Once again we are in a weekend. Once again we’re looking at unsettled weather with a chance of showers throughout. Of course like most of the days for the last two or three weeks not everyone will get showers. Like Friday night, for example. Our daughter and her dog came over for supper and to help with a project. We had nice sunshine all the time she was here. When she got home, she called to tell us her neighborhood was having a shower.
What a day it was Friday for Republicans in the U.S. House of Representatives! Late Friday morning Speaker Nancy Pelosi called for the August recess. By one vote, the House went into recess for the month. Both Tom Allen and Mike Michaud followed the orders to vote for the recess. One extremely unofficial source I read said the vote was tied until a man from Maine walked in and cast the deciding vote. In any event, if either Allen or Michaud had voted to help Mainers with their energy problems instead of taking a vacation, the House would not have set up a Republican show.
But the House took no action for the American people on developing an energy policy. No action on trying to find a way to help the American people they represent with the high costs of all types of energy. They did nothing. They’ll try to find a way a way to blame President Bush for the situation, but what they’re now faced with is explaining to the American public, their constituents, why they refused to take any action on a bunch of Republican bills to at least begin resolving the problem and why they found taking an August vacation more important. Have I mentioned the single-digit confidence level of Congress is at its lowest point in history? Well below that of the President?
The Republicans in the House has made the Democrats’ tasks a little bit harder. While the Dems were heading home for a vacation, the Repubs stayed in the House chamber and continued to debate the crisis.

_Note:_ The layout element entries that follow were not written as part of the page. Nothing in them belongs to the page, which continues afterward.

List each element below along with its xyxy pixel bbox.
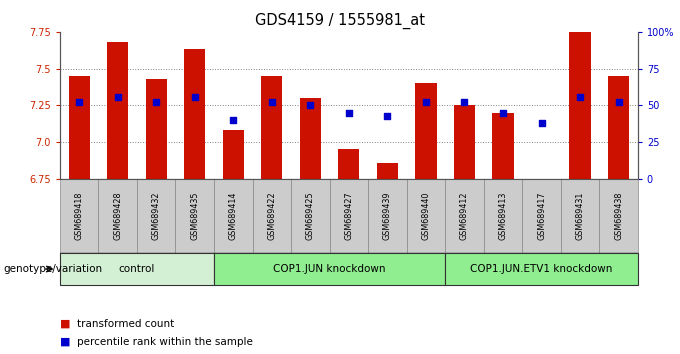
Bar — [377, 162, 398, 179]
Bar — [60, 179, 99, 253]
Point — [459, 99, 470, 105]
Text: GSM689417: GSM689417 — [537, 192, 546, 240]
Text: GSM689431: GSM689431 — [575, 192, 585, 240]
Bar — [407, 179, 445, 253]
Point — [382, 113, 393, 119]
Bar — [522, 179, 561, 253]
Text: GSM689422: GSM689422 — [267, 192, 276, 240]
Point — [343, 110, 354, 115]
Bar — [569, 22, 591, 179]
Bar — [330, 179, 368, 253]
Text: percentile rank within the sample: percentile rank within the sample — [77, 337, 253, 347]
Point — [536, 120, 547, 126]
Text: ■: ■ — [60, 337, 70, 347]
Text: transformed count: transformed count — [77, 319, 174, 329]
Text: GSM689438: GSM689438 — [614, 192, 623, 240]
Bar — [415, 83, 437, 179]
Point — [73, 99, 84, 105]
Text: GDS4159 / 1555981_at: GDS4159 / 1555981_at — [255, 12, 425, 29]
Bar — [608, 76, 629, 179]
Point — [613, 99, 624, 105]
Point — [228, 117, 239, 123]
Bar — [368, 179, 407, 253]
Text: GSM689418: GSM689418 — [75, 192, 84, 240]
Point — [420, 99, 431, 105]
Point — [151, 99, 162, 105]
Point — [305, 103, 316, 108]
Text: COP1.JUN.ETV1 knockdown: COP1.JUN.ETV1 knockdown — [471, 264, 613, 274]
Text: GSM689412: GSM689412 — [460, 192, 469, 240]
Point — [189, 94, 200, 99]
Text: GSM689414: GSM689414 — [228, 192, 238, 240]
Point — [498, 110, 509, 115]
Bar — [60, 253, 214, 285]
Text: GSM689427: GSM689427 — [344, 192, 354, 240]
Bar — [561, 179, 599, 253]
Bar — [445, 179, 483, 253]
Bar — [445, 253, 638, 285]
Bar — [137, 179, 175, 253]
Bar — [261, 76, 282, 179]
Text: ■: ■ — [60, 319, 70, 329]
Text: GSM689439: GSM689439 — [383, 192, 392, 240]
Text: GSM689413: GSM689413 — [498, 192, 507, 240]
Text: GSM689428: GSM689428 — [113, 192, 122, 240]
Point — [267, 99, 277, 105]
Bar — [175, 179, 214, 253]
Bar — [69, 76, 90, 179]
Bar — [454, 105, 475, 179]
Bar — [338, 149, 360, 179]
Bar — [222, 130, 244, 179]
Bar — [492, 113, 513, 179]
Text: GSM689425: GSM689425 — [306, 192, 315, 240]
Bar — [184, 50, 205, 179]
Text: GSM689440: GSM689440 — [422, 192, 430, 240]
Text: GSM689432: GSM689432 — [152, 192, 160, 240]
Point — [575, 94, 585, 99]
Text: control: control — [119, 264, 155, 274]
Text: genotype/variation: genotype/variation — [3, 264, 103, 274]
Bar — [252, 179, 291, 253]
Bar — [483, 179, 522, 253]
Bar — [214, 253, 445, 285]
Bar — [99, 179, 137, 253]
Bar — [107, 42, 129, 179]
Bar — [300, 98, 321, 179]
Text: GSM689435: GSM689435 — [190, 192, 199, 240]
Bar — [599, 179, 638, 253]
Text: COP1.JUN knockdown: COP1.JUN knockdown — [273, 264, 386, 274]
Bar — [146, 79, 167, 179]
Point — [112, 94, 123, 99]
Bar — [291, 179, 330, 253]
Bar — [214, 179, 252, 253]
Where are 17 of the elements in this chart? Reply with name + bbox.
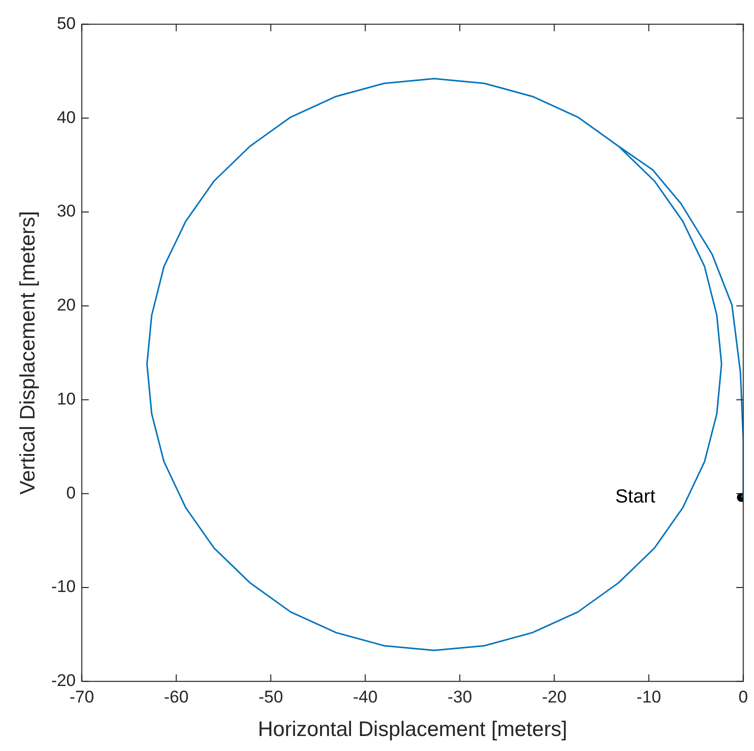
y-tick-label: -10 — [51, 577, 76, 596]
x-tick-label: -50 — [258, 687, 284, 706]
y-tick-label: 30 — [56, 202, 76, 221]
x-tick-label: -40 — [352, 687, 378, 706]
y-tick-label: 50 — [56, 14, 76, 33]
x-tick-label: 0 — [738, 687, 748, 706]
x-axis-title: Horizontal Displacement [meters] — [258, 718, 568, 742]
y-tick-label: 40 — [56, 108, 76, 127]
y-axis-title: Vertical Displacement [meters] — [16, 210, 40, 495]
y-tick-label: 10 — [56, 389, 76, 408]
x-tick-label: -60 — [164, 687, 189, 706]
y-tick-label: 0 — [66, 483, 76, 502]
annotation: Start — [615, 486, 656, 508]
y-tick-label: 20 — [56, 296, 76, 315]
x-tick-label: -30 — [447, 687, 472, 706]
x-tick-label: -10 — [636, 687, 662, 706]
x-tick-label: -20 — [542, 687, 567, 706]
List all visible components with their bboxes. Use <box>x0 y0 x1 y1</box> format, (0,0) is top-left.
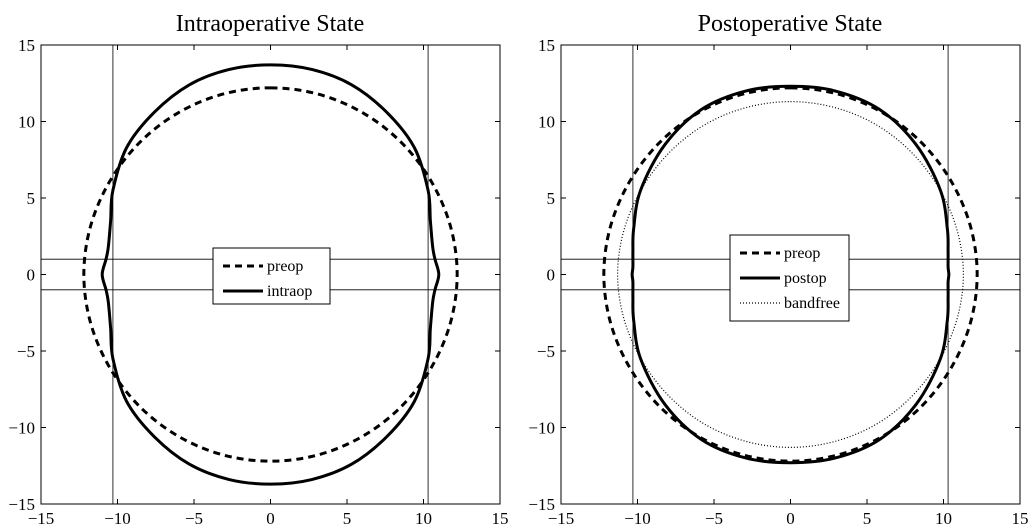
x-tick-label: −15 <box>28 509 55 526</box>
series-line-preop <box>602 86 979 463</box>
y-tick-label: 10 <box>18 113 35 132</box>
x-tick-label: 5 <box>863 509 872 526</box>
y-tick-label: −15 <box>8 495 35 514</box>
series-line-preop <box>82 86 459 463</box>
legend-label: preop <box>784 245 820 262</box>
series-group <box>82 63 459 486</box>
y-tick-label: 5 <box>547 189 556 208</box>
x-tick-label: 0 <box>266 509 275 526</box>
y-tick-label: −10 <box>528 419 555 438</box>
y-tick-label: −5 <box>537 342 555 361</box>
y-tick-label: −15 <box>528 495 555 514</box>
x-tick-label: 0 <box>786 509 795 526</box>
chart-title: Postoperative State <box>698 11 883 37</box>
y-tick-label: 15 <box>538 36 555 55</box>
x-tick-label: 10 <box>415 509 432 526</box>
y-tick-label: −5 <box>17 342 35 361</box>
y-tick-label: 0 <box>27 266 36 285</box>
series-group <box>602 84 979 465</box>
plot-frame <box>560 44 1021 505</box>
series-line-intraop <box>100 63 441 486</box>
y-tick-label: 15 <box>18 36 35 55</box>
x-tick-label: −10 <box>624 509 651 526</box>
plot-frame <box>40 44 501 505</box>
y-tick-label: −10 <box>8 419 35 438</box>
legend-label: preop <box>267 258 303 275</box>
x-tick-label: −10 <box>104 509 131 526</box>
chart-postoperative: Postoperative State −15 −10 −5 0 5 10 15 −15 −10… <box>528 11 1028 526</box>
chart-title: Intraoperative State <box>176 11 365 37</box>
legend-label: bandfree <box>784 295 840 312</box>
y-tick-label: 0 <box>547 266 556 285</box>
x-tick-label: 15 <box>1012 509 1029 526</box>
legend-label: intraop <box>267 283 312 300</box>
y-tick-label: 5 <box>27 189 36 208</box>
legend-box <box>212 247 331 305</box>
x-tick-label: −5 <box>185 509 203 526</box>
x-tick-label: 10 <box>935 509 952 526</box>
chart-intraoperative: Intraoperative State −15 −10 −5 0 5 10 15−15−1… <box>8 11 508 526</box>
axis-ticks: −15 −10 −5 0 5 10 15 −15 −10 −5 0 5 10 15 <box>528 36 1028 526</box>
legend: preop postop bandfree <box>729 234 850 322</box>
axis-ticks: −15 −10 −5 0 5 10 15 −15 −10 −5 0 5 10 15 <box>8 36 508 526</box>
series-line-postop <box>630 84 951 465</box>
x-tick-label: 15 <box>492 509 509 526</box>
x-tick-label: −15 <box>548 509 575 526</box>
x-tick-label: −5 <box>705 509 723 526</box>
legend-label: postop <box>784 270 827 287</box>
y-tick-label: 10 <box>538 113 555 132</box>
legend: preop intraop <box>212 247 331 305</box>
x-tick-label: 5 <box>343 509 352 526</box>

Of course they couldn’t pass anything, but the speeches and the public interchange were priceless. We could follow the protest thanks only to the Internet. Helping out their cause Speaker Pelosi ordered the lights in the Chamber turned off along with the microphones and TV cameras. What her actions did was call even greater attention to the situation and what the Republicans were doing.
At last some Republicans in Washington have gained the fortitude to do something. We can only hope they keep it up and stir up the pot considerably heading into the November elections. It would be great if that fortitude could carry over into Maine. And when you see Tom Allen or Mike Michaud in Maine sometime this month, ask them if they are enjoying their vacation instead of working to solve a national crisis. I would guess a vacation is easier.
I also have noticed that both the local and the national news media have generally ignored this very important story, at least as of Saturday morning. It wasn’t mentioned on CBS or NBC Friday evening. I guess we now have real evidence they are Democrat supporters. And Saturday morning, I watched the first part of the Weekend Today show on NBC. The Republican protest didn’t make it, either. It should have been a lead story.
But that’s not the only news of interest this weekend. Here in Maine several newspapers have now told readers of the Dirigo Health problems and how the Dirigo Board has come up with a ridiculously unsupportable savings figure. In spite of Dirigo supporters’ claims, the program which insures only 12-thousand Mainers will not die if voters veto that massive tax increase in November designed to support it. This monumental failure of the Baldacci administration simply should be killed. Universal health care, the ultimate goal of Dirigo, is just too expensive for an overtaxed state like Maine. Oh, yes. The Governor says we have affordable health care.
And remember the huge state budget deficit that had been projected last spring? The state, after it promised no tax increases and then raised taxes, did announce it overcame the projection and with some creative accounting, like not paying its bills, ended the year with what it called a surplus. Now less than a month later we’re learning just what surplus means in state parlance. It means we’re now faced with a 400-million dollar budget deficit in the current biennium. This comes with the Legislature’s expanding and creating new programs with no consideration of how to pay for them. I hope everyone remembers how they’re treated in Augusta when the elections come up in November.
We have lots to think about during this exciting weekend in Maine. A national energy policy, Dirigo, potential budget shortfalls, projected, incidentally, by the government itself not me, will all be given lots of publicity in the months ahead.
But, it is, after all, a weekend. I hope you enjoy yours and I’ll be back Monday.